At the other end of the spectrum, the bittersweet Sunset by John Morris’s 20-year-old daughter Molly shows influences like Lucinda Williams and Sarah Harmer, with a bracing and honest voice that shows more than just genes at work. It’s a strong indication that when she strikes out on her own she’ll be able to meet the great expectations.
Other tracks offer writing that matches the best of the Rankins’ original run, including Jimmy’s collaboration with former band member Gordie Sampson on Nothing Like an Ocean. The song’s knowing description of landlocked homesickness will ring true for many listeners who find themselves far from home, while Raylene’s co-write with Susan Crowe, Sparrow, is an evocative and natural ode with spare production and haunting harmonies.
While Cookie has previously proved her songwriting mettle on songs like Endless Season’s The River, she has no compositions on Reunion. She does however get to perform the record’s dramatic centrepiece, a full-blooded The Way I Feel by Gordon Lightfoot that touches on the Canadian bard’s nod to British folk roots while still sounding sweet and soulful in a modern way.
The other two older recordings date back to 1997, but are more than mere outtakes.
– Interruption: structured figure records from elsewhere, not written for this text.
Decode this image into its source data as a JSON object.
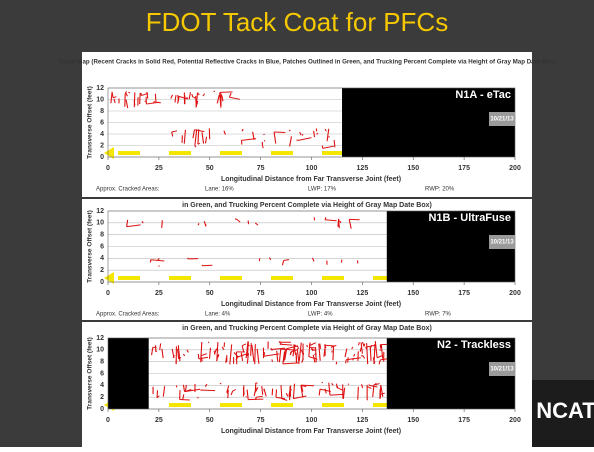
{
  "title": "FDOT Tack Coat for PFCs",
  "logo": "NCAT",
  "chart_data": [
    {
      "type": "crack-map",
      "title": "Crack Map (Recent Cracks in Solid Red, Potential Reflective Cracks in Blue, Patches Outlined in Green, and Trucking Percent Complete via Height of Gray Map Date Box)",
      "label": "N1A - eTac",
      "date": "10/21/13",
      "x_label": "Longitudinal Distance from Far Transverse Joint (feet)",
      "y_label": "Transverse Offset (feet)",
      "xlim": [
        0,
        200
      ],
      "ylim": [
        0,
        12
      ],
      "xticks": [
        0,
        25,
        50,
        75,
        100,
        125,
        150,
        175,
        200
      ],
      "yticks": [
        0,
        2,
        4,
        6,
        8,
        10,
        12
      ],
      "black_regions": [
        [
          115,
          200
        ]
      ],
      "footer": [
        "Approx. Cracked Areas:",
        "Lane: 16%",
        "LWP: 17%",
        "RWP: 20%"
      ]
    },
    {
      "type": "crack-map",
      "title": "in Green, and Trucking Percent Complete via Height of Gray Map Date Box)",
      "label": "N1B - UltraFuse",
      "date": "10/21/13",
      "x_label": "Longitudinal Distance from Far Transverse Joint (feet)",
      "y_label": "Transverse Offset (feet)",
      "xlim": [
        0,
        200
      ],
      "ylim": [
        0,
        12
      ],
      "xticks": [
        0,
        25,
        50,
        75,
        100,
        125,
        150,
        175,
        200
      ],
      "yticks": [
        0,
        2,
        4,
        6,
        8,
        10,
        12
      ],
      "black_regions": [
        [
          137,
          200
        ]
      ],
      "footer": [
        "Approx. Cracked Areas:",
        "Lane: 4%",
        "LWP: 4%",
        "RWP: 7%"
      ]
    },
    {
      "type": "crack-map",
      "title": "in Green, and Trucking Percent Complete via Height of Gray Map Date Box)",
      "label": "N2 - Trackless",
      "date": "10/21/13",
      "x_label": "Longitudinal Distance from Far Transverse Joint (feet)",
      "y_label": "Transverse Offset (feet)",
      "xlim": [
        0,
        200
      ],
      "ylim": [
        0,
        12
      ],
      "xticks": [
        0,
        25,
        50,
        75,
        100,
        125,
        150,
        175,
        200
      ],
      "yticks": [
        0,
        2,
        4,
        6,
        8,
        10,
        12
      ],
      "black_regions": [
        [
          0,
          20
        ],
        [
          137,
          200
        ]
      ]
    }
  ]
}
Jimmy delivers a dark, bare-bones blues on Our Time Is Tonight, with the late Kevin MacMichael providing some stinging acoustic guitar licks and Heather’s spectral Hush the Waves is a traditional Celtic lullaby sung a capella that works better here than it might have on the Rankins’ previous swan song, Uprooted.
On Tuesday, it will be seven years since the highway death of John Morris seemingly put an end to the possibility of a new Rankin Family record, a sad fact that most fans had come to accept. But Reunion shows that some bonds are too strong to be completely rent asunder, while the presence of his fiddle and piano playing ensures that the disc serves as a fitting tribute to the important East Coast musical achievements of the Rankins as well as an anticipatory signpost for one last voyage around the nation’s concert venues.